XBRL is the eXtensible Business Reporting Language. XBRL is an XML-based syntax for exchanging facts that carry their own context, and that are reported against taxonomies. Today, XBRL is mostly used for submitting financial reports to regulatory authorities.
XBRL is an XML-based standard developed and promoted by XBRL International Incorporated, a not-for-profit consortium of agencies and companies.
It extensively uses XML and related technologies such as XML Schema, XLink, XPath, XML namespaces in order to reduce the uncertainty around the transmission of financial information.
An XBRL taxonomy defines the list of items that can be reported, and their datatypes. Taxonomy linkbases provide additional information, such as the labels that should be displayed to users (label linkbase), references (reference linkbases), dimensions (definition linkbase), validation rules (calculation and formula linkbases).

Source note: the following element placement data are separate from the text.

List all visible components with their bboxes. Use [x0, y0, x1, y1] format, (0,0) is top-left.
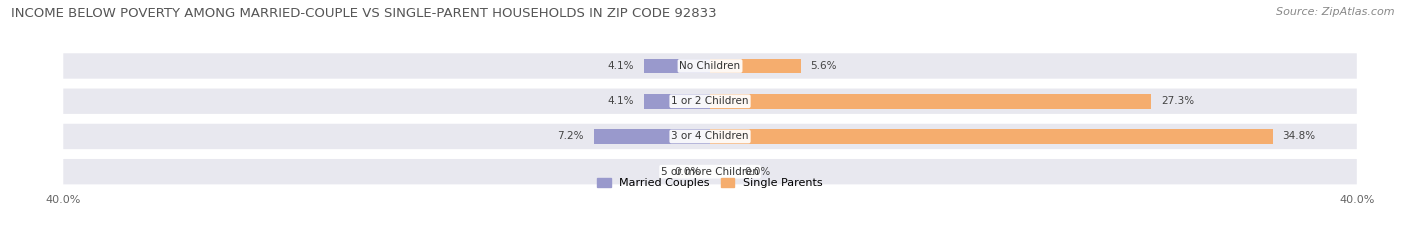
- Text: INCOME BELOW POVERTY AMONG MARRIED-COUPLE VS SINGLE-PARENT HOUSEHOLDS IN ZIP COD: INCOME BELOW POVERTY AMONG MARRIED-COUPL…: [11, 7, 717, 20]
- Bar: [710, 129, 1272, 144]
- Bar: [644, 94, 710, 109]
- Text: 34.8%: 34.8%: [1282, 131, 1316, 141]
- FancyBboxPatch shape: [63, 159, 710, 184]
- FancyBboxPatch shape: [63, 124, 710, 149]
- Text: 4.1%: 4.1%: [607, 61, 634, 71]
- FancyBboxPatch shape: [710, 159, 1357, 184]
- Bar: [593, 129, 710, 144]
- Text: 27.3%: 27.3%: [1161, 96, 1194, 106]
- Text: 0.0%: 0.0%: [673, 167, 700, 177]
- Text: 5.6%: 5.6%: [810, 61, 837, 71]
- FancyBboxPatch shape: [710, 89, 1357, 114]
- Text: 7.2%: 7.2%: [557, 131, 583, 141]
- FancyBboxPatch shape: [710, 53, 1357, 79]
- Legend: Married Couples, Single Parents: Married Couples, Single Parents: [598, 178, 823, 188]
- FancyBboxPatch shape: [63, 89, 710, 114]
- Text: 5 or more Children: 5 or more Children: [661, 167, 759, 177]
- Text: 0.0%: 0.0%: [744, 167, 770, 177]
- Text: 3 or 4 Children: 3 or 4 Children: [671, 131, 749, 141]
- FancyBboxPatch shape: [63, 53, 710, 79]
- Text: Source: ZipAtlas.com: Source: ZipAtlas.com: [1277, 7, 1395, 17]
- Bar: [710, 58, 800, 73]
- Text: 1 or 2 Children: 1 or 2 Children: [671, 96, 749, 106]
- FancyBboxPatch shape: [710, 124, 1357, 149]
- Bar: [710, 94, 1152, 109]
- Bar: [644, 58, 710, 73]
- Text: No Children: No Children: [679, 61, 741, 71]
- Text: 4.1%: 4.1%: [607, 96, 634, 106]
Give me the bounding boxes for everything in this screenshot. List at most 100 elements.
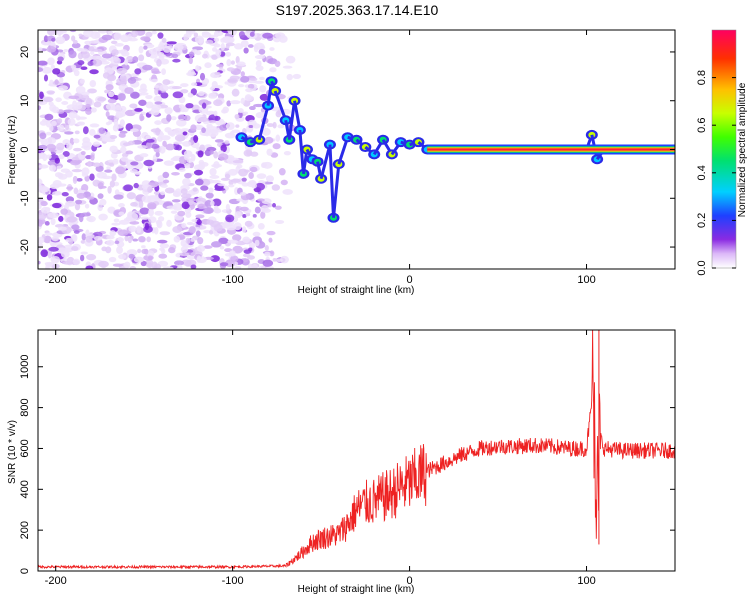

An XBRL instance is a list of facts that conforms with one or more taxonomies.
XBRL is used most often in a use case of financial regulation. Financial reports are provided by regulated entities to a regulatory agency. These XBRL instances typically use a 'base taxonomy' that captures the concepts of an accounting framework, such as US GAAP or IFRS. In some regulatory reporting, companies also create extension taxonomies. These extension taxonomies provide additional accounting concepts that the company uses, but which are not provided in the base taxonomy.
Base taxonomies often contain thousands of concepts, and are maintained by the owners of the intellectual property of the framework they capture. In the case of US GAAP, this is the Financial Accounting Standards Board.